Teenage Mutant Turtles ephemera: the precambrian merchandising explosion

Brain Rot's Ed Piskor says:

NewImage I was just digging around in my comic collection and found this great editorial in an old Teenage Mutant Ninja Turtles comic, that appeared just before the merchandising onslaught took place. You might dig it. In all those old editorials, a real, episodic, narrative took place, starting with Eastman and Laird borrowing money to print up the first books, while living on Ramen, to being surprised at the amount of copies they needed to fill demand, to what this editorial contains, and beyond. They read like those "American dream" type stories we all heard about.
Click image for enlargement.


  1. Culminating in a falling-out, Eastman selling his half to Laird, Laird selling both halves to Viacom, and Eastman going to work freelance for IDW doing work-for-hire on the single greatest creator-owned success story in comics history.

    Stranger than fiction.

  2. I still have my hand inked, individually numbered (72 out of 1000) TMNT pins. There was an ad for them in the back of TMNT #3 or #4.

  3. this takes me back. Raphael #1 was the first independent comic I ever bought, I was around 11.  I read it over and over, and remember getting all hyped up about the prospect of toys coming out.

  4. “Any similarities between the characters, names, persons and/or institutions in this book and any living, dead or fictional characters, names, persons and/or institutions is not intended and if it exists is purely coincidental.”

    How exactly do you get away with that statement when the main characters are named Donatello, Raphael, Michaelangelo and Leonardo?

    1. Naming conventions that are based on Renaissance masters are not the same as literal similarities. None of the turtles has ever been big into oils, for example, and I don’t recall any frescoes about Jesus being painted on the sewer lair’s walls. Incidenal grafitti doesn’t count.

      Edit: Expecting a TMNT trufan to come and correct me that in issue #7 of whatever title comic from 1994, Leo takes up oil painting as a hobby in three panels as an incidental in the story. I’m sure everyone gets the idea.

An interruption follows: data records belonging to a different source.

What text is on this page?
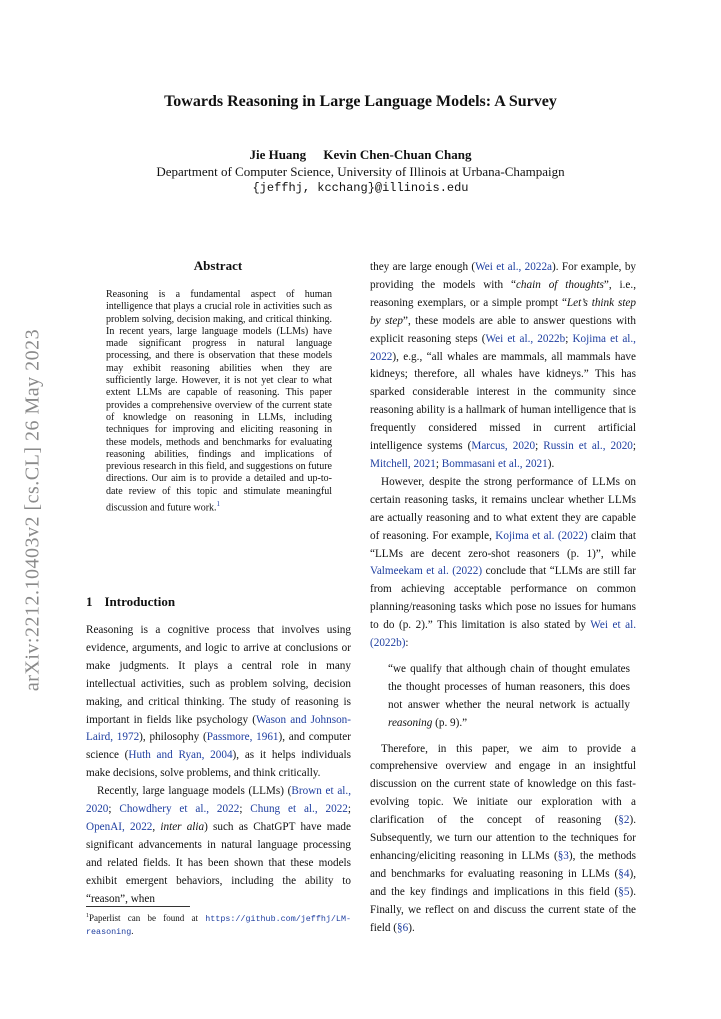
arXiv:2212.10403v2 [cs.CL] 26 May 2023
Towards Reasoning in Large Language Models: A Survey
Jie Huang Kevin Chen-Chuan Chang
Department of Computer Science, University of Illinois at Urbana-Champaign
{jeffhj, kcchang}@illinois.edu
Abstract
Reasoning is a fundamental aspect of human intelligence that plays a crucial role in activities such as problem solving, decision making, and critical thinking. In recent years, large language models (LLMs) have made significant progress in natural language processing, and there is observation that these models may exhibit reasoning abilities when they are sufficiently large. However, it is not yet clear to what extent LLMs are capable of reasoning. This paper provides a comprehensive overview of the current state of knowledge on reasoning in LLMs, including techniques for improving and eliciting reasoning in these models, methods and benchmarks for evaluating reasoning abilities, findings and implications of previous research in this field, and suggestions on future directions. Our aim is to provide a detailed and up-to-date review of this topic and stimulate meaningful discussion and future work.$^1$
1 Introduction

Reasoning is a cognitive process that involves using evidence, arguments, and logic to arrive at conclusions or make judgments. It plays a central role in many intellectual activities, such as problem solving, decision making, and critical thinking. The study of reasoning is important in fields like psychology (Wason and Johnson-Laird, 1972), philosophy (Passmore, 1961), and computer science (Huth and Ryan, 2004), as it helps individuals make decisions, solve problems, and think critically.

Recently, large language models (LLMs) (Brown et al., 2020; Chowdhery et al., 2022; Chung et al., 2022; OpenAI, 2022, inter alia) such as ChatGPT have made significant advancements in natural language processing and related fields. It has been shown that these models exhibit emergent behaviors, including the ability to “reason”, when

they are large enough (Wei et al., 2022a). For example, by providing the models with “chain of thoughts”, i.e., reasoning exemplars, or a simple prompt “Let’s think step by step”, these models are able to answer questions with explicit reasoning steps (Wei et al., 2022b; Kojima et al., 2022), e.g., “all whales are mammals, all mammals have kidneys; therefore, all whales have kidneys.” This has sparked considerable interest in the community since reasoning ability is a hallmark of human intelligence that is frequently considered missed in current artificial intelligence systems (Marcus, 2020; Russin et al., 2020; Mitchell, 2021; Bommasani et al., 2021).

However, despite the strong performance of LLMs on certain reasoning tasks, it remains unclear whether LLMs are actually reasoning and to what extent they are capable of reasoning. For example, Kojima et al. (2022) claim that “LLMs are decent zero-shot reasoners (p. 1)”, while Valmeekam et al. (2022) conclude that “LLMs are still far from achieving acceptable performance on common planning/reasoning tasks which pose no issues for humans to do (p. 2).” This limitation is also stated by Wei et al. (2022b):

“we qualify that although chain of thought emulates the thought processes of human reasoners, this does not answer whether the neural network is actually reasoning (p. 9).”

Therefore, in this paper, we aim to provide a comprehensive overview and engage in an insightful discussion on the current state of knowledge on this fast-evolving topic. We initiate our exploration with a clarification of the concept of reasoning (§2). Subsequently, we turn our attention to the techniques for enhancing/eliciting reasoning in LLMs (§3), the methods and benchmarks for evaluating reasoning in LLMs (§4), and the key findings and implications in this field (§5). Finally, we reflect on and discuss the current state of the field (§6).

$^1$Paperlist can be found at https://github.com/jeffhj/LM-reasoning.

  5. I remember picking up the first couple issues of TMNT as an 8 year old kid, and fell in love with the gritty indie-ness of it all. Everything else in the comics shop at that time was either directed squarely at adults or to kids, but these issues straddled the line and I was hooked. The only “toys” sold at that time were die cast, miniature metal figurines, which I lusted after but never ordered.

    When the polished, kid-oriented, multi-color TV version came out it was my first introduction to how watered down things can become in pop culture, and suddenly all my friends were into my hobby but I wasn’t interested anymore. At least TMNT issue #8 introduced me to Cerebus the Aardvark, and I starting following that series instead, back when each issue contained more letters to the editor than art. Dave Sim made a bunch of little kids grow up quick, for sure.